Beranda POLHUKAM Peluncuran Laporan Situasi HAM Papua 2023–2025, YLBHI Desak Evaluasi Operasi Militer

Peluncuran Laporan Situasi HAM Papua 2023–2025, YLBHI Desak Evaluasi Operasi Militer

134
0

Jakarta,tiiruu.com – Senator Dewan Perwakilan Daerah Republik Indonesia (DPD RI) Daerah Pemilihan Papua Tengah, Eka Kristina Murib Yeimo, menghadiri peluncuran Laporan Situasi Hak Asasi Manusia (HAM) Papua 2023–2025 yang diselenggarakan oleh YLBHI di Gedung YLBHI, Jakarta Pusat, Selasa (16/12/2025).

Peluncuran laporan ini menjadi forum penting untuk menyampaikan temuan riset dan rekomendasi terkait kondisi HAM di Papua yang dinilai masih memprihatinkan akibat pendekatan keamanan yang dominan.

Poin-Poin Penting Pernyataan YLBHI dan Senator DPD RI Papua Tengah, YLBHI Soroti Pendekatan Keamanan di Papua. YLBHI menegaskan bahwa laporan ini disusun berdasarkan dokumentasi lapangan, analisis akademik, serta kajian hukum nasional dan internasional.

“Laporan Situasi HAM Papua 2023–2025 menunjukkan bahwa pendekatan keamanan yang berlebihan masih berdampak langsung pada hak-hak dasar masyarakat sipil,” kata perwakilan YLBHI dalam peluncuran laporan tersebut.

YLBHI menilai, berbagai operasi keamanan kerap menimbulkan rasa takut, pembatasan ruang sipil, serta gangguan terhadap aktivitas ekonomi dan pendidikan masyarakat.

Evaluasi dan Transparansi Operasi Militer

Senator Eka Kristina Murib Yeimo sejalan dengan temuan YLBHI yang mendorong evaluasi menyeluruh terhadap operasi militer di Papua.

“Pengiriman operasi militer di Papua perlu ditinjau kembali secara hukum, komprehensif, dan transparan, termasuk kejelasan status hukum dan akuntabilitasnya,” ujar Eka.

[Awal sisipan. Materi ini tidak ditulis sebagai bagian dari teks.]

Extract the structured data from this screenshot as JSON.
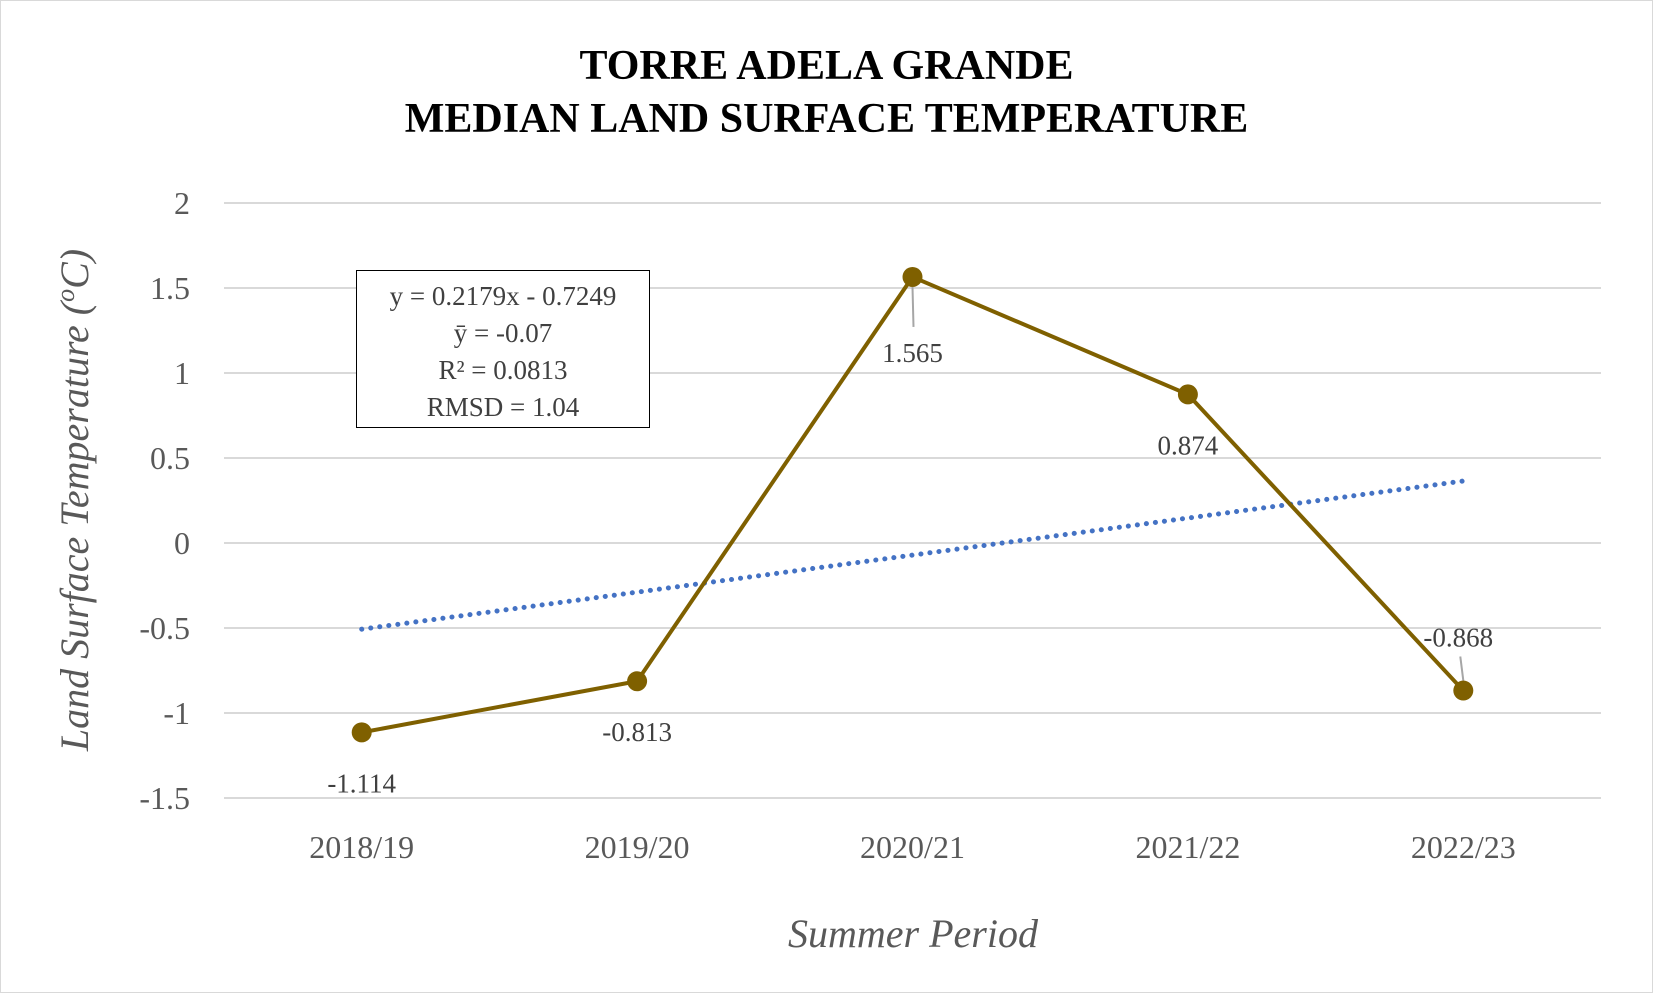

Secara tidak langsung, YLBHI juga menekankan bahwa negara wajib membuka dasar hukum dan mekanisme pertanggungjawaban atas setiap operasi keamanan.

Keseimbangan Keamanan dan Perlindungan Hak Sipil

YLBHI menegaskan bahwa keamanan tidak boleh dijadikan alasan untuk mengabaikan hak asasi manusia.

“Negara harus memastikan kebijakan keamanan berjalan seimbang dengan perlindungan hak sipil, ekonomi, dan sosial masyarakat Papua,” ungkap perwakilan YLBHI.

Senator Eka menambahkan bahwa martabat manusia dan supremasi hukum harus menjadi pijakan utama dalam setiap kebijakan negara.

Dalam laporan tersebut, YLBHI mengingatkan bahwa Indonesia terikat oleh konstitusi dan berbagai instrumen HAM internasional.

“Hak atas hidup, rasa aman, pendidikan, dan penghidupan yang layak adalah hak yang tidak dapat dikurangi dalam kondisi apa pun,” tegas YLBHI.

Pernyataan ini ditegaskan kembali oleh Senator Eka yang menyebut negara tidak boleh lalai dalam memenuhi hak dasar warga Papua.

YLBHI merekomendasikan perubahan pendekatan penyelesaian konflik Papua dengan mengedepankan dialog dan rekonsiliasi.

Menurut YLBHI, konflik struktural di Papua tidak dapat diselesaikan hanya dengan pendekatan militeristik.

Senator Eka mendukung rekomendasi tersebut dan menyebut dialog sebagai jalan yang lebih bermartabat dan berkelanjutan.

Dalam pandangannya, Senator Eka Kristina Murib Yeimo menekankan nilai-nilai iman Kristen sebagai dasar moral dalam membangun perdamaian di Papua.

“Nilai Kristen mengajarkan penghormatan terhadap martabat manusia dan panggilan untuk menjadi pembawa damai,” katanya.

Ia menegaskan bahwa nilai tersebut sejalan dengan prinsip pluralisme dan persatuan dalam bingkai Negara Kesatuan Republik Indonesia.

YLBHI berharap laporan ini menjadi rujukan bagi pemerintah dan lembaga negara dalam merumuskan kebijakan yang lebih adil dan manusiawi.

Sementara itu, Senator DPD RI Papua Tengah berharap negara sungguh-sungguh mendengar suara korban dan menjadikan dialog serta penghormatan HAM sebagai prioritas utama dalam penyelesaian persoalan Papua.